In the middle of the legislative term, in 1997, Rabinowitz was transferred to the National Assembly, the lower parliamentary house, where she filled a casual vacancy arising from Walter Felgate's resignation. According to Rabinowitz, she had been deeply disappointed with the content of the final post-apartheid Constitution, adopted in 1996, and, while taking sick leave, had told the IFP that she was not prepared to return to the Senate under the new Constitution, which she believed disempowered the upper house.

=== National Assembly: 1997–2009 ===
Rabinowitz remained in the National Assembly until 2009, gaining election full consecutive terms in 1999 and 2004; she stood as a candidate on the IFP's national party list. In December 2000, Rabinowitz was one of the prominent white figures who signed an open letter which admitted white complicity in apartheid, acknowledged its harms, and acknowledged a "debt to fellow black South Africans", committing the signatories to promoting redress.

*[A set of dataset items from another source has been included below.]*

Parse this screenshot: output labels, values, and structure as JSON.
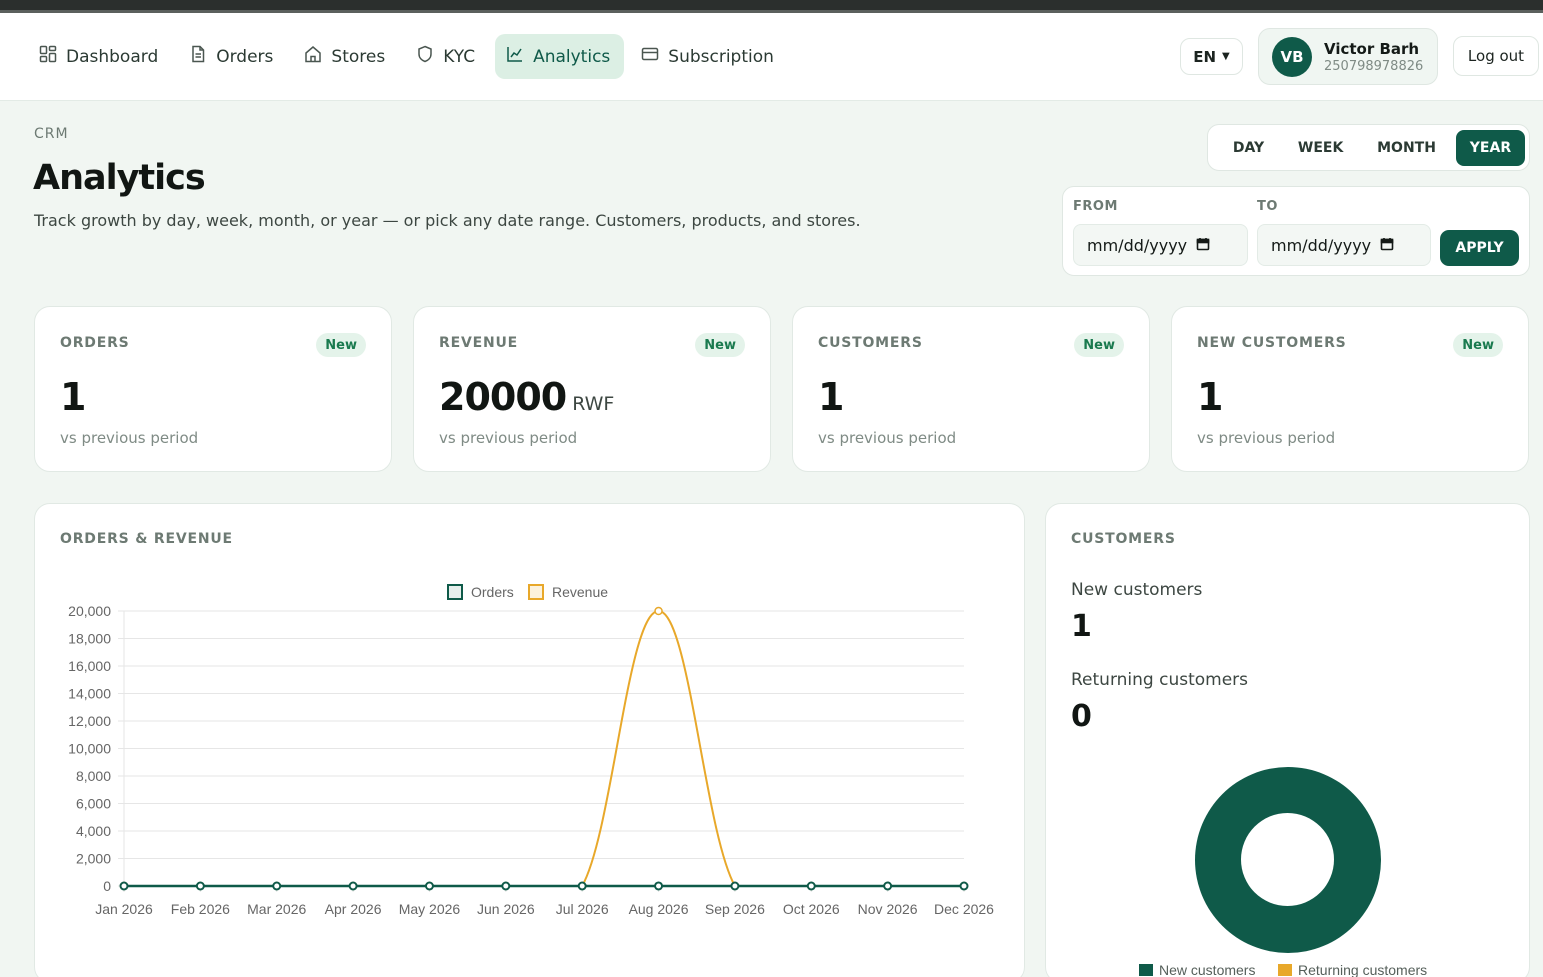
{
  "nav": {
    "items": [
      {
        "label": "Dashboard"
      },
      {
        "label": "Orders"
      },
      {
        "label": "Stores"
      },
      {
        "label": "KYC"
      },
      {
        "label": "Analytics"
      },
      {
        "label": "Subscription"
      }
    ],
    "active": "Analytics",
    "language": "EN",
    "user_initials": "VB",
    "user_name": "Victor Barh",
    "user_phone": "250798978826",
    "logout_label": "Log out"
  },
  "page": {
    "breadcrumb": "CRM",
    "title": "Analytics",
    "subtitle": "Track growth by day, week, month, or year — or pick any date range. Customers, products, and stores."
  },
  "periods": {
    "options": [
      "DAY",
      "WEEK",
      "MONTH",
      "YEAR"
    ],
    "selected": "YEAR"
  },
  "range": {
    "from_label": "FROM",
    "to_label": "TO",
    "from_placeholder": "mm/dd/yyyy",
    "to_placeholder": "mm/dd/yyyy",
    "apply_label": "APPLY"
  },
  "stats": [
    {
      "label": "ORDERS",
      "badge": "New",
      "value": "1",
      "unit": "",
      "sub": "vs previous period"
    },
    {
      "label": "REVENUE",
      "badge": "New",
      "value": "20000",
      "unit": "RWF",
      "sub": "vs previous period"
    },
    {
      "label": "CUSTOMERS",
      "badge": "New",
      "value": "1",
      "unit": "",
      "sub": "vs previous period"
    },
    {
      "label": "NEW CUSTOMERS",
      "badge": "New",
      "value": "1",
      "unit": "",
      "sub": "vs previous period"
    }
  ],
  "orders_revenue": {
    "title": "ORDERS & REVENUE"
  },
  "customers": {
    "title": "CUSTOMERS",
    "new_label": "New customers",
    "new_value": "1",
    "returning_label": "Returning customers",
    "returning_value": "0"
  },
  "colors": {
    "brand": "#0f5a49",
    "revenue": "#e8a82a",
    "badge_bg": "#e4f3ea",
    "badge_text": "#1a7a4f"
  },
  "chart_data": [
    {
      "type": "line",
      "categories": [
        "Jan 2026",
        "Feb 2026",
        "Mar 2026",
        "Apr 2026",
        "May 2026",
        "Jun 2026",
        "Jul 2026",
        "Aug 2026",
        "Sep 2026",
        "Oct 2026",
        "Nov 2026",
        "Dec 2026"
      ],
      "series": [
        {
          "name": "Orders",
          "values": [
            0,
            0,
            0,
            0,
            0,
            0,
            0,
            1,
            0,
            0,
            0,
            0
          ],
          "color": "#0f5a49"
        },
        {
          "name": "Revenue",
          "values": [
            0,
            0,
            0,
            0,
            0,
            0,
            0,
            20000,
            0,
            0,
            0,
            0
          ],
          "color": "#e8a82a"
        }
      ],
      "yticks": [
        "20,000",
        "18,000",
        "16,000",
        "14,000",
        "12,000",
        "10,000",
        "8,000",
        "6,000",
        "4,000",
        "2,000",
        "0"
      ],
      "ylim": [
        0,
        20000
      ],
      "legend": "top-center",
      "grid": true
    },
    {
      "type": "pie",
      "categories": [
        "New customers",
        "Returning customers"
      ],
      "values": [
        1,
        0
      ],
      "colors": [
        "#0f5a49",
        "#e8a82a"
      ],
      "legend": "bottom-center"
    }
  ]
}
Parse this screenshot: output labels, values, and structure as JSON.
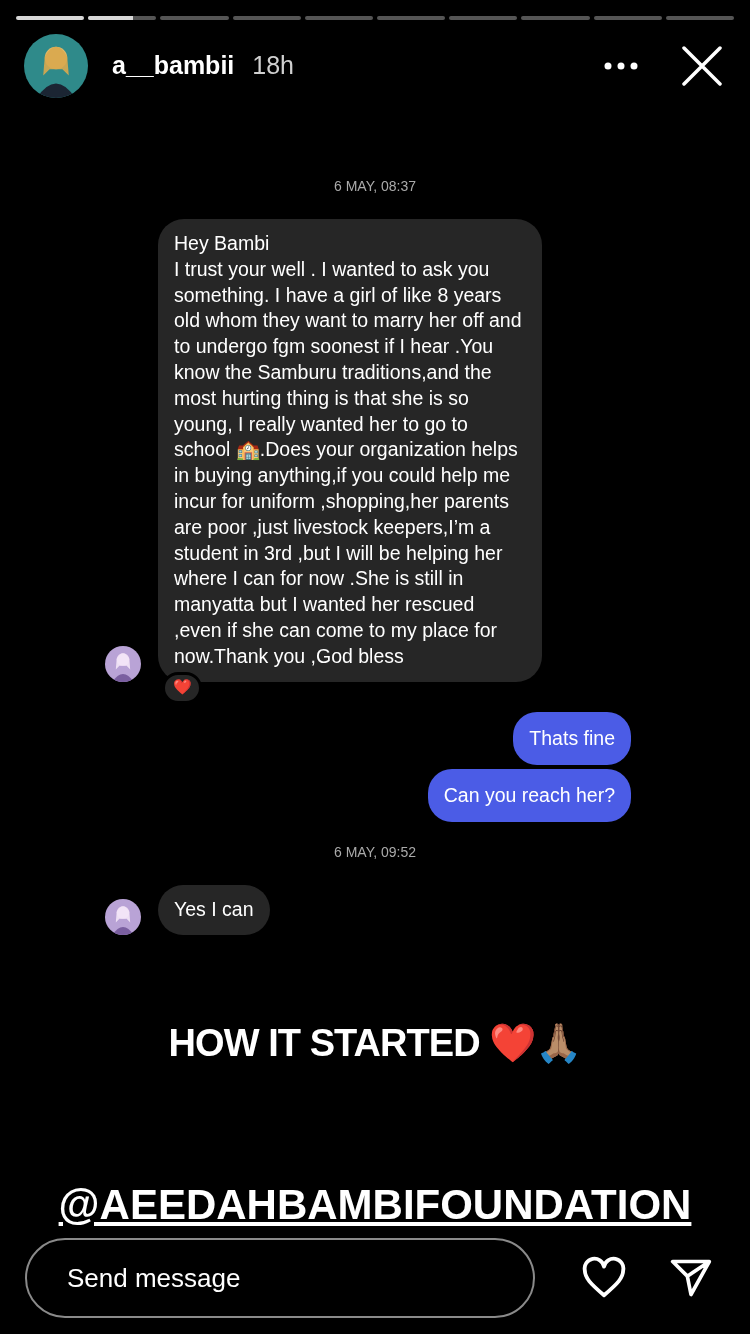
{
  "progress": [
    {
      "level": 1
    },
    {
      "level": 0.65
    },
    {
      "level": 0
    },
    {
      "level": 0
    },
    {
      "level": 0
    },
    {
      "level": 0
    },
    {
      "level": 0
    },
    {
      "level": 0
    },
    {
      "level": 0
    },
    {
      "level": 0
    }
  ],
  "header": {
    "username": "a__bambii",
    "time": "18h"
  },
  "chat": [
    {
      "kind": "date",
      "text": "6 MAY, 08:37"
    },
    {
      "kind": "incoming",
      "text": "Hey Bambi\nI trust your well . I wanted to ask you something. I have a girl of like 8 years old whom they want to marry her off and to undergo fgm  soonest if I hear .You know the Samburu traditions,and the most hurting thing is that she is so young, I really wanted her to go to school 🏫.Does your organization helps in buying anything,if you could help me incur for uniform ,shopping,her parents are poor ,just livestock keepers,I’m a student in 3rd ,but I will be helping her where I can for now .She is still in manyatta but I wanted her rescued ,even if she can come to my place for now.Thank you ,God bless",
      "reaction": "❤️"
    },
    {
      "kind": "outgoing",
      "text": "Thats fine"
    },
    {
      "kind": "outgoing",
      "text": "Can you reach her?"
    },
    {
      "kind": "date",
      "text": "6 MAY, 09:52"
    },
    {
      "kind": "incoming",
      "text": "Yes I can"
    }
  ],
  "caption": "HOW IT STARTED ❤️🙏🏽",
  "mention": "@AEEDAHBAMBIFOUNDATION",
  "reply": {
    "placeholder": "Send message"
  }
}
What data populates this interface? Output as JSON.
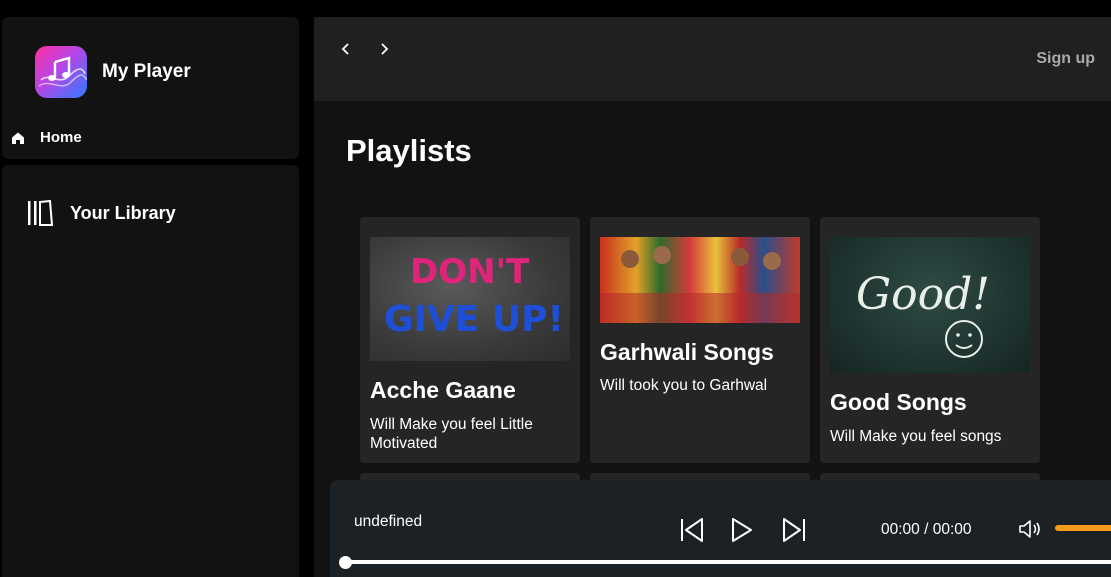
{
  "sidebar": {
    "app_title": "My Player",
    "home_label": "Home",
    "library_label": "Your Library"
  },
  "header": {
    "back_icon": "chevron-left-icon",
    "forward_icon": "chevron-right-icon",
    "signup_label": "Sign up"
  },
  "main": {
    "section_title": "Playlists",
    "playlists": [
      {
        "title": "Acche Gaane",
        "description": "Will Make you feel Little Motivated",
        "image_text": [
          "DON'T",
          "GIVE UP!"
        ]
      },
      {
        "title": "Garhwali Songs",
        "description": "Will took you to Garhwal"
      },
      {
        "title": "Good Songs",
        "description": "Will Make you feel songs",
        "image_text": [
          "Good!"
        ]
      }
    ]
  },
  "player": {
    "song_name": "undefined",
    "time": "00:00 / 00:00",
    "progress": 0,
    "volume": 1.0
  },
  "colors": {
    "accent": "#f59a1b",
    "panel": "#121212",
    "card": "#252525",
    "player_bg": "#1c2125"
  }
}
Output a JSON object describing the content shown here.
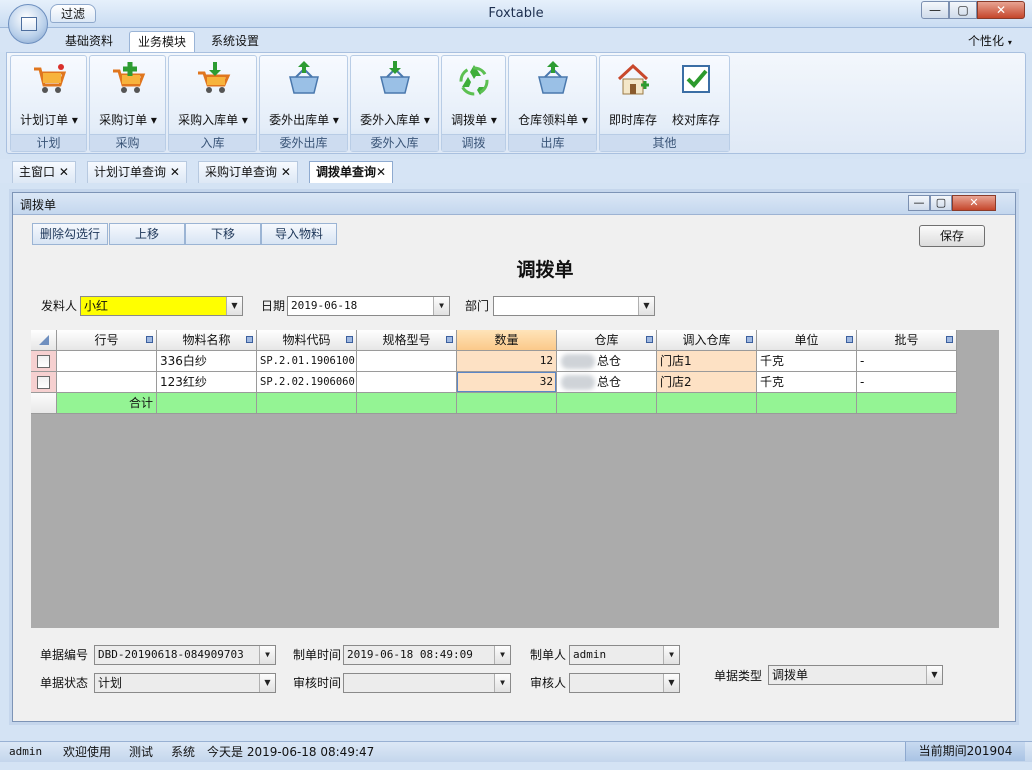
{
  "window": {
    "title": "Foxtable",
    "filter_tab": "过滤",
    "min": "—",
    "max": "▢",
    "close": "✕"
  },
  "ribbon_tabs": [
    "基础资料",
    "业务模块",
    "系统设置"
  ],
  "personalize": "个性化",
  "ribbon_groups": [
    {
      "label": "计划",
      "buttons": [
        "计划订单"
      ]
    },
    {
      "label": "采购",
      "buttons": [
        "采购订单"
      ]
    },
    {
      "label": "入库",
      "buttons": [
        "采购入库单"
      ]
    },
    {
      "label": "委外出库",
      "buttons": [
        "委外出库单"
      ]
    },
    {
      "label": "委外入库",
      "buttons": [
        "委外入库单"
      ]
    },
    {
      "label": "调拨",
      "buttons": [
        "调拨单"
      ]
    },
    {
      "label": "出库",
      "buttons": [
        "仓库领料单"
      ]
    },
    {
      "label": "其他",
      "buttons": [
        "即时库存",
        "校对库存"
      ]
    }
  ],
  "doc_tabs": [
    "主窗口",
    "计划订单查询",
    "采购订单查询",
    "调拨单查询"
  ],
  "inner_window": {
    "title": "调拨单"
  },
  "toolbar": {
    "delete_checked": "删除勾选行",
    "move_up": "上移",
    "move_down": "下移",
    "import": "导入物料",
    "save": "保存"
  },
  "form": {
    "title": "调拨单",
    "sender_label": "发料人",
    "sender_value": "小红",
    "date_label": "日期",
    "date_value": "2019-06-18",
    "dept_label": "部门",
    "dept_value": ""
  },
  "grid": {
    "columns": [
      "行号",
      "物料名称",
      "物料代码",
      "规格型号",
      "数量",
      "仓库",
      "调入仓库",
      "单位",
      "批号"
    ],
    "rows": [
      {
        "line": "",
        "name": "336白纱",
        "code": "SP.2.01.1906100",
        "spec": "",
        "qty": "12",
        "warehouse": "总仓",
        "to_warehouse": "门店1",
        "unit": "千克",
        "batch": "-"
      },
      {
        "line": "",
        "name": "123红纱",
        "code": "SP.2.02.1906060",
        "spec": "",
        "qty": "32",
        "warehouse": "总仓",
        "to_warehouse": "门店2",
        "unit": "千克",
        "batch": "-"
      }
    ],
    "total_label": "合计"
  },
  "footer": {
    "doc_no_label": "单据编号",
    "doc_no": "DBD-20190618-084909703",
    "created_time_label": "制单时间",
    "created_time": "2019-06-18 08:49:09",
    "creator_label": "制单人",
    "creator": "admin",
    "doc_type_label": "单据类型",
    "doc_type": "调拨单",
    "status_label": "单据状态",
    "status": "计划",
    "audit_time_label": "审核时间",
    "audit_time": "",
    "auditor_label": "审核人",
    "auditor": ""
  },
  "statusbar": {
    "user": "admin",
    "welcome": "欢迎使用",
    "test": "测试",
    "system": "系统",
    "today": "今天是 2019-06-18 08:49:47",
    "period": "当前期间201904"
  }
}
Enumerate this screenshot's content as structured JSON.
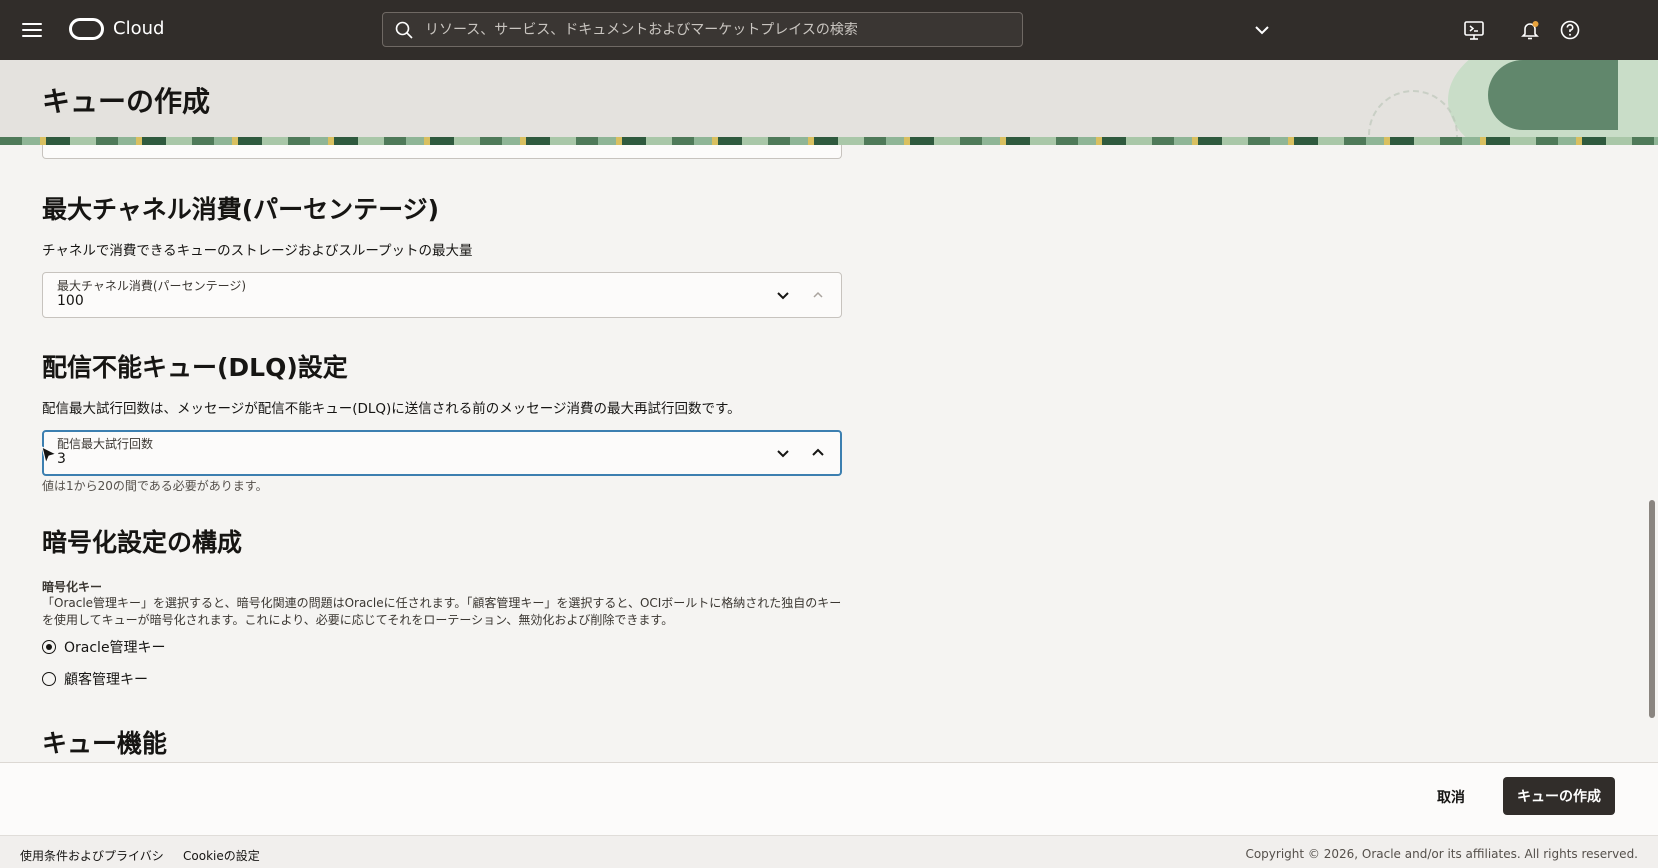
{
  "topbar": {
    "brand": "Cloud",
    "search_placeholder": "リソース、サービス、ドキュメントおよびマーケットプレイスの検索"
  },
  "header": {
    "title": "キューの作成"
  },
  "sections": {
    "channel_consumption": {
      "title": "最大チャネル消費(パーセンテージ)",
      "description": "チャネルで消費できるキューのストレージおよびスループットの最大量",
      "field_label": "最大チャネル消費(パーセンテージ)",
      "field_value": "100"
    },
    "dlq": {
      "title": "配信不能キュー(DLQ)設定",
      "description": "配信最大試行回数は、メッセージが配信不能キュー(DLQ)に送信される前のメッセージ消費の最大再試行回数です。",
      "field_label": "配信最大試行回数",
      "field_value": "3",
      "hint": "値は1から20の間である必要があります。"
    },
    "encryption": {
      "title": "暗号化設定の構成",
      "key_label": "暗号化キー",
      "key_description": "「Oracle管理キー」を選択すると、暗号化関連の問題はOracleに任されます。「顧客管理キー」を選択すると、OCIボールトに格納された独自のキーを使用してキューが暗号化されます。これにより、必要に応じてそれをローテーション、無効化および削除できます。",
      "options": [
        {
          "label": "Oracle管理キー",
          "selected": true
        },
        {
          "label": "顧客管理キー",
          "selected": false
        }
      ]
    },
    "queue_features": {
      "title": "キュー機能"
    }
  },
  "actions": {
    "cancel_label": "取消",
    "create_label": "キューの作成"
  },
  "footer": {
    "terms_label": "使用条件およびプライバシ",
    "cookie_label": "Cookieの設定",
    "copyright": "Copyright © 2026, Oracle and/or its affiliates. All rights reserved."
  },
  "colors": {
    "topbar_bg": "#312d2a",
    "focus_border": "#3c7fb0",
    "primary_button": "#312d2a"
  },
  "icons": [
    "hamburger-icon",
    "oracle-logo-icon",
    "search-icon",
    "chevron-down-icon",
    "cloud-shell-icon",
    "bell-icon",
    "help-icon"
  ]
}
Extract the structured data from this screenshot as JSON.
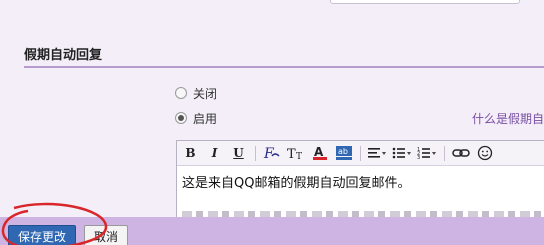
{
  "section": {
    "title": "假期自动回复"
  },
  "auto_reply": {
    "options": [
      {
        "label": "关闭",
        "selected": false
      },
      {
        "label": "启用",
        "selected": true
      }
    ],
    "help_link": "什么是假期自"
  },
  "editor": {
    "toolbar": {
      "bold": "B",
      "italic": "I",
      "underline": "U",
      "font_family_icon": "font-family-icon",
      "font_size_icon": "font-size-icon",
      "text_color_icon": "text-color-icon",
      "bg_color_icon": "highlight-icon",
      "align_icon": "align-left-icon",
      "bullet_list_icon": "bullet-list-icon",
      "numbered_list_icon": "numbered-list-icon",
      "link_icon": "link-icon",
      "emoji_icon": "emoji-icon"
    },
    "content": "这是来自QQ邮箱的假期自动回复邮件。"
  },
  "actions": {
    "save_label": "保存更改",
    "cancel_label": "取消"
  },
  "colors": {
    "footer_bg": "#cdb4e3",
    "save_bg": "#2f67b3",
    "accent_line": "#b69ad0",
    "annotation": "#d9262b"
  }
}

Throughout her tenure in Parliament, Rabinowitz served as the IFP's parliamentary spokesman on health, a position she had held since 1994. In that capacity, she was a consistent critic of President Thabo Mbeki's unscientific policies during the HIV/AIDS epidemic. In 2003, she called for doctors to boycott the government's AIDS policy "so that we are not found guilty of complicity with genocide"; In 2005, she said that Mbeki had a "denialist attitude" towards the epidemic. She also argued for greater recognition of practitioners of indigenous medicine.

During her third term in Parliament, Rabinowitz formed a multi-party lobby, the e-Parliament Renewable Energy Activists, which lobbied government to develop a progressive renewable energy policy. In November 2008, the group introduced a private member's bill on feed-in tariffs, sponsored by Rabinowitz, which led the government to promise that it would propose its own strategy within months.

Although Rabinowitz had been in the IFP's ten highest-ranked national candidates in the 2004 election, she was demoted from the party list in the 2009 general election and did not secure re-election to her seat.

== Personal life ==
Rabinowitz married one of her university professors, a surgeon at Baragwanath Hospital in Johannesburg; they had three children.